Juste la fin du monde est un film peu aimable, teigneux, strident et malheureux
À la violence sans concession du texte du dramaturge s’ajoute le parti-pris principal de réalisation, celui des très gros plans sur les visages. Des visages célèbres (Nathalie Baye, Gaspard Ulliel, Léa Seydoux, Marion Cotillard, Vincent Cassel) fouillés par la caméra comme des territoires inconnus. Des voix qui crient et se cassent. Une violence brandie en guise d’armure, des silences comme des gouffres, des abîmes de misère affective et d’impuissance à être ensemble.

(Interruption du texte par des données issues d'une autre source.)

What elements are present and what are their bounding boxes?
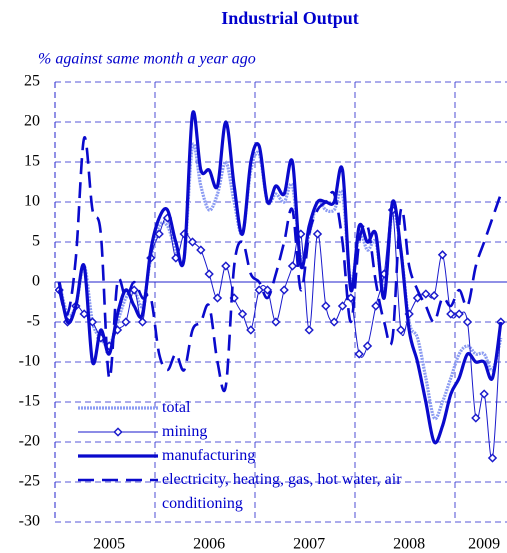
x-tick-label: 2008 (393, 536, 425, 553)
data-point (154, 229, 164, 239)
data-point (187, 237, 198, 247)
data-point (437, 250, 448, 260)
series-line (57, 136, 503, 393)
data-point (287, 261, 298, 271)
data-point (304, 325, 314, 335)
data-point (487, 453, 498, 463)
series-line (57, 142, 503, 421)
y-tick-label: -5 (27, 313, 40, 330)
data-point (279, 285, 289, 295)
data-point (246, 325, 256, 335)
data-point (312, 229, 323, 239)
data-point (329, 317, 339, 327)
data-point (337, 301, 348, 311)
legend-label: mining (162, 423, 208, 440)
y-tick-label: -25 (19, 473, 40, 490)
data-point (321, 301, 331, 311)
data-point (212, 293, 223, 303)
data-point (429, 290, 439, 301)
y-tick-label: -15 (19, 393, 40, 410)
data-point (196, 245, 206, 255)
data-point (204, 269, 214, 279)
legend-entry: mining (78, 420, 462, 444)
y-tick-label: 0 (32, 273, 40, 290)
data-point (462, 317, 473, 327)
legend-swatch (78, 406, 158, 410)
data-point (471, 413, 481, 423)
data-point (262, 285, 273, 295)
legend-swatch (78, 478, 158, 482)
data-point (479, 389, 489, 399)
y-tick-label: -10 (19, 353, 40, 370)
legend: total mining manufacturing electricity, hea… (78, 396, 462, 512)
data-point (237, 309, 248, 319)
legend-entry: manufacturing (78, 444, 462, 468)
legend-entry: electricity, heating, gas, hot water, ai… (78, 468, 462, 512)
y-tick-label: -30 (19, 513, 40, 530)
data-point (121, 317, 131, 327)
legend-label: total (162, 399, 191, 416)
y-tick-label: -20 (19, 433, 40, 450)
x-tick-label: 2007 (293, 536, 325, 553)
data-point (354, 349, 364, 359)
y-tick-label: 25 (24, 73, 40, 90)
legend-label: electricity, heating, gas, hot water, ai… (162, 471, 402, 512)
legend-swatch (78, 427, 158, 437)
chart-subtitle: % against same month a year ago (38, 51, 256, 68)
data-point (371, 301, 381, 311)
chart-title: Industrial Output (221, 8, 359, 28)
x-tick-label: 2009 (468, 536, 500, 553)
data-point (221, 261, 231, 271)
series-line (57, 110, 503, 445)
legend-swatch (78, 454, 158, 458)
legend-entry: total (78, 396, 462, 420)
x-tick-label: 2005 (93, 536, 125, 553)
y-tick-label: 20 (24, 113, 40, 130)
y-tick-label: 15 (24, 153, 40, 170)
data-point (421, 289, 431, 299)
legend-label: manufacturing (162, 447, 256, 464)
x-tick-label: 2006 (193, 536, 225, 553)
data-point (271, 317, 281, 327)
y-tick-label: 5 (32, 233, 40, 250)
data-point (446, 309, 456, 319)
data-point (454, 309, 464, 319)
data-point (362, 341, 373, 351)
data-point (137, 317, 148, 327)
y-tick-label: 10 (24, 193, 40, 210)
legend-marker (113, 427, 123, 437)
data-point (254, 285, 264, 295)
data-point (79, 309, 89, 319)
data-point (396, 325, 406, 335)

Disparus, les moments joyeux ou amusants, les digressions affectueuses qui parsemaient les films précédents –sauf le déjà unilatéralement sombre Tom à la ferme. Le résultat est un film peu aimable, teigneux, strident et malheureux. Un film pourtant où, par le détour d’autres mots et d’autres corps, Xavier Dolan atteint peu à peu une vérité, une émotion qui sont bien ceux qu’il cherche, par des voies différentes, depuis J’ai tué ma mère.
Ainsi ces trois signatures prestigieuses affrontent-elles, avec des bonheurs divers mais jamais sans risque, l’exigence contradictoire de réinventer leur «chant» et de devoir –ou de ne pas savoir– quitter son arbre.